Here is my attempt: Fix $c\in\mathbb{R}$ with $c\neq a$. Either $a\in\mathbb{Q}$ or $a\notin\mathbb{Q}$, and either $c\in\mathbb{Q}$ or $c\notin\mathbb{Q}$, so we have four cases.
Conisder $a,c\in\mathbb{Q}$. Choose $\epsilon=|a-c|/2$. Then, for any $\delta>0$, there exists $x_0\notin\mathbb{Q}$ such that $|x_0-c|<\delta$. Then, $$|f(x_0)-f(c)|=|0-(c-a)|\nless\frac{|a-c|}{2}=\epsilon$$
Next, consider $a\in\mathbb{Q}$ and $c\notin\mathbb{Q}$. For any $\delta>0$, there exists $x_0\in\mathbb{Q}$ such that $|x_0-c|<\delta$. Choose $\epsilon=|x_0-a|/2$. Then, $$|f(x_0)-f(c)|=|(x_0-a)|\nless\frac{|x_0-a|}{2}=\epsilon$$
Not too sure how to proceed with the last two cases. Also, is there an easier way to do this, without splitting into four cases?
Let $c\in \mathbb{R}$, and let $(r_n)_n$ be a sequence of irrational numbers such that $r_n\to c$ as $n\to \infty$. Denote $x_n:=a+r_n$. Then one has
$$ f(x_n)=0 \quad\forall n.$$
On the other hand,
$$ f(\lim_{n\to \infty} x_n)=f(a+c)=c\cdot\chi_{\mathbb{Q}}(c). $$
This shows that if $f$ is continuous at $a+c$, then $c=0$.

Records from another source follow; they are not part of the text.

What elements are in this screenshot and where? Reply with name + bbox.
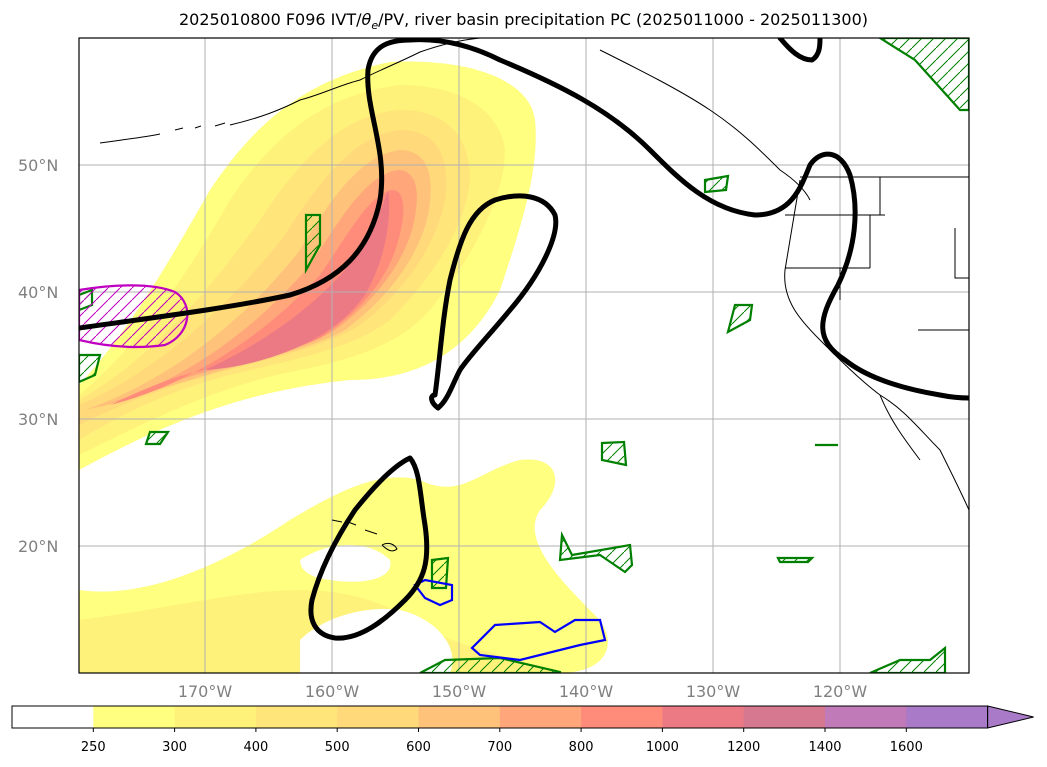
colorbar-segment (255, 706, 338, 728)
lat-label-20n: 20°N (18, 537, 59, 556)
colorbar-tick-label: 400 (243, 740, 269, 755)
lat-label-50n: 50°N (18, 156, 59, 175)
magenta-region (79, 284, 189, 349)
colorbar-segment (581, 706, 663, 728)
lat-label-40n: 40°N (18, 283, 59, 302)
map-title: 2025010800 F096 IVT/θe/PV, river basin p… (178, 10, 869, 33)
pv-negative-contours (413, 578, 607, 662)
theta-e-contours (79, 38, 969, 641)
colorbar-segment (743, 706, 826, 728)
colorbar-tick-label: 300 (162, 740, 188, 755)
ivt-level-1000 (205, 190, 390, 370)
ivt-level-700 (95, 170, 417, 408)
colorbar-tick-label: 1000 (645, 740, 679, 755)
hawaii-islands (331, 519, 398, 552)
colorbar-tick-label: 700 (487, 740, 513, 755)
colorbar-segment (12, 706, 94, 728)
colorbar-segment (93, 706, 176, 728)
ivt-hole-south (300, 609, 453, 673)
colorbar-segment (662, 706, 745, 728)
bc-coast (599, 49, 811, 201)
lon-label-170w: 170°W (177, 682, 233, 701)
colorbar-tick-label: 800 (568, 740, 594, 755)
aleutians (99, 122, 226, 144)
colorbar-tick-label: 1400 (808, 740, 842, 755)
baja (879, 394, 921, 461)
coastlines (99, 38, 969, 552)
colorbar-segment (825, 706, 907, 728)
colorbar-tick-label: 1600 (889, 740, 923, 755)
colorbar-segment (337, 706, 419, 728)
lon-label-140w: 140°W (558, 682, 614, 701)
us-west-coast (784, 179, 969, 511)
colorbar-segment (499, 706, 582, 728)
colorbar-tick-label: 250 (80, 740, 106, 755)
lon-label-130w: 130°W (685, 682, 741, 701)
ridge-contour-upper (777, 38, 823, 63)
colorbar-tick-label: 1200 (727, 740, 761, 755)
lat-label-30n: 30°N (18, 410, 59, 429)
main-trough-contour (79, 38, 969, 401)
colorbar-tick-label: 500 (324, 740, 350, 755)
colorbar-segment (174, 706, 257, 728)
colorbar-extend-arrow (987, 705, 1034, 729)
alaska-coast (229, 38, 481, 126)
cutoff-loop-north (429, 193, 559, 411)
colorbar (11, 705, 1034, 732)
lon-label-160w: 160°W (304, 682, 360, 701)
colorbar-tick-label: 600 (406, 740, 431, 755)
cutoff-loop-south (308, 455, 430, 641)
map-frame (78, 37, 970, 674)
state-borders (785, 176, 969, 331)
lon-label-120w: 120°W (812, 682, 868, 701)
colorbar-segment (418, 706, 501, 728)
lon-label-150w: 150°W (431, 682, 487, 701)
ivt-shading (79, 61, 608, 673)
colorbar-segment (906, 706, 989, 728)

In order to check that $f$ is continuous at $a$, let $(y_n)_n$ be any sequence of real numbers converging to $a$, and let $s_n:=y_n-a$. We want to check that $f(y_n)\to 0$. Since $f(y_n)=0$ whenever $s_n$ is irrational, we can assume without loss of generality that $s_n\in \mathbb{Q}$ for all $n$. In this case, you have $f(y_n)=s_n\to 0$ as desired, so $f$ is continuous at $a$.